I believe I am considerably older than many of you who post here, and I have greatly enjoyed reading about your experiences and the questions you’ve asked and comments you’ve made. My TCK years are long behind me and I’ve been settled in one place for a long time. As such, I have some hindsight to offer. So I’d like to encourage you who are still in your TCK years, or perhaps only recently beyond them, in a couple of ways – and please take this in the spirit in which I offer it…to help, not to hinder; to encourage, not to criticize.

I encourage you to assume that non-TCK’s who ask questions might actually be interested in hearing about your experience. Give their ignorance a bit of grace and use the opportunity to gently teach them and widen their world…and cultivate relationships with people like them. They could turn out to be among your best friends.

Also, in a similar vein, be patient with having to tell the same story over and over. It’s new to the person with whom you are sharing it! It’s a GOOD thing that people are interested. I’ve posted here before that when I came to the US in the late 70’s, I didn’t often meet anyone who cared that there was a world beyond the state in which we lived. I think it’s marvelous that the world has shrunk so that now, many folks love to hear about other countries…and as a TCK, you might be one of the few ways that someone can learn about those places from a real person rather than a book.

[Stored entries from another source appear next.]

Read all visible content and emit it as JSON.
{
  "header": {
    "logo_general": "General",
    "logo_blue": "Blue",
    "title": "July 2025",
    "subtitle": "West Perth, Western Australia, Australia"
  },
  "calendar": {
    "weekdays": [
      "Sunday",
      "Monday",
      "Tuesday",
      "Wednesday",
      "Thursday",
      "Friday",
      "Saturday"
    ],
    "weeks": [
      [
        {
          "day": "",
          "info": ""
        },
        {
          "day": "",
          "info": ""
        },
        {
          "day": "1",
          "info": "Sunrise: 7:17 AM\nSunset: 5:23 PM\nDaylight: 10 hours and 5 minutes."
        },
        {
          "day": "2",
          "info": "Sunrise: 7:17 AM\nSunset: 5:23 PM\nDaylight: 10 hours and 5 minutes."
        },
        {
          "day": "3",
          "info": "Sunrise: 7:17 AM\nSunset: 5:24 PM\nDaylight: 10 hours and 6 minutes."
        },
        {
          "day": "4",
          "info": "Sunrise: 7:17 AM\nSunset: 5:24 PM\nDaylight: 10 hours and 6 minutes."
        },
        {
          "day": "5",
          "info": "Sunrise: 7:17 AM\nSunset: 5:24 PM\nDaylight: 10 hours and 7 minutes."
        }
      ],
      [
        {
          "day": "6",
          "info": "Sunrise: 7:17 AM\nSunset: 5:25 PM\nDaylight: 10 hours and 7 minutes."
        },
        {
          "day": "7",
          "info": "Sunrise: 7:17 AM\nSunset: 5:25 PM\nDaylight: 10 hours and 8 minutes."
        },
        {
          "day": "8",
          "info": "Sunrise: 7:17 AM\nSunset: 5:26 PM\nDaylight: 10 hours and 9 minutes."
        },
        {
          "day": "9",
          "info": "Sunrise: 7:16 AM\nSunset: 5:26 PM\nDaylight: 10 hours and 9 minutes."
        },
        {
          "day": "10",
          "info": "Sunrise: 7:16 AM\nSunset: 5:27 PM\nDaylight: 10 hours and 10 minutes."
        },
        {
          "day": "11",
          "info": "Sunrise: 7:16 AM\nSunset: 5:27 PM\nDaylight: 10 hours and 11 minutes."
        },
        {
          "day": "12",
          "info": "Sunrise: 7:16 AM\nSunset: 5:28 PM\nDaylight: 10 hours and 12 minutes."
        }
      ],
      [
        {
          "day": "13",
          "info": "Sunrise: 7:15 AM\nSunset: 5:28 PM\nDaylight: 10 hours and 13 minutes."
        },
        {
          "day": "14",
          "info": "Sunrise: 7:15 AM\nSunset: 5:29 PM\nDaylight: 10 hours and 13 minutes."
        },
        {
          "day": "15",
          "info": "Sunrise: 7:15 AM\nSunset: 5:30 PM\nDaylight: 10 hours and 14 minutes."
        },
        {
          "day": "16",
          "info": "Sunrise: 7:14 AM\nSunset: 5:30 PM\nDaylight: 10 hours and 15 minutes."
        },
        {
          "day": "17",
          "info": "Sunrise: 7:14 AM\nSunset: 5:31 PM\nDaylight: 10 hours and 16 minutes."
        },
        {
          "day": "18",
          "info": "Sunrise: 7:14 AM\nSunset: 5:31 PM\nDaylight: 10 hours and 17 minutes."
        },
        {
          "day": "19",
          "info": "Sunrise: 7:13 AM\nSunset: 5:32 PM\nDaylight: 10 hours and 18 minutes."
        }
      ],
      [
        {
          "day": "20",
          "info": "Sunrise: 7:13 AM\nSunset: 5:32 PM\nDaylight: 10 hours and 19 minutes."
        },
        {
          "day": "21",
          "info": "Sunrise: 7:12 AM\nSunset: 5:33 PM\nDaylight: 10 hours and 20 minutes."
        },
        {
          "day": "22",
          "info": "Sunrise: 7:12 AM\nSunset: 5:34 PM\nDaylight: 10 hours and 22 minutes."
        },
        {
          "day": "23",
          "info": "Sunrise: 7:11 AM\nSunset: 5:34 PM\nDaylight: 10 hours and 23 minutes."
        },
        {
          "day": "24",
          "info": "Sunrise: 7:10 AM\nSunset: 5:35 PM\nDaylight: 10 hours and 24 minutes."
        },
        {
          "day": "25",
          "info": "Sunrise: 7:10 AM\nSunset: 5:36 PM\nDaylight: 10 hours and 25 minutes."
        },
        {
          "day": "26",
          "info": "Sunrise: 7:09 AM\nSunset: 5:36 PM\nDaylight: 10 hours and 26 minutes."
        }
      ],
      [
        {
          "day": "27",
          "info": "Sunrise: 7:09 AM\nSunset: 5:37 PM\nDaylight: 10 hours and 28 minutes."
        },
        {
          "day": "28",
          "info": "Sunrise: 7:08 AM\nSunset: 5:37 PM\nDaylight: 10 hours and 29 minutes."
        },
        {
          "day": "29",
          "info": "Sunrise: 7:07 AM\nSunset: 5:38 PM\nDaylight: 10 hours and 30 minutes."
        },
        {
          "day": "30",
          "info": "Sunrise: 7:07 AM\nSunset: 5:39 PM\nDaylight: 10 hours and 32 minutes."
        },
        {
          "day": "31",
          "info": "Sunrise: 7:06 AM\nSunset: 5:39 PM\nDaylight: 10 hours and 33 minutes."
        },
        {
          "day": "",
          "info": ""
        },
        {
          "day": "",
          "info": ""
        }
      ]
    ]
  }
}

And I encourage you to look at all the positive aspects of having grown up the way you did. It can be hard, and no doubt there are people for whom it had some huge difficulties that I can’t begin to understand, but try to look beyond the things that were a challenge and see how, perhaps, they made you a stronger, more resilient person, or equipped you in ways that living in one country all your life wouldn’t, or allowed you to understand and help others who are going through something similar. I firmly believe that we should try to use what we’ve learned through our life experiences to help and reach out to others, whenever we can. I will readily admit I didn’t enjoy moving so much when I was young because I found it so hard to make new friends all the time – but looking back, I’m profoundly thankful that I had those experiences. They don’t make me any better than anyone else; just different….but they did play a large role in shaping me into the person I have become.”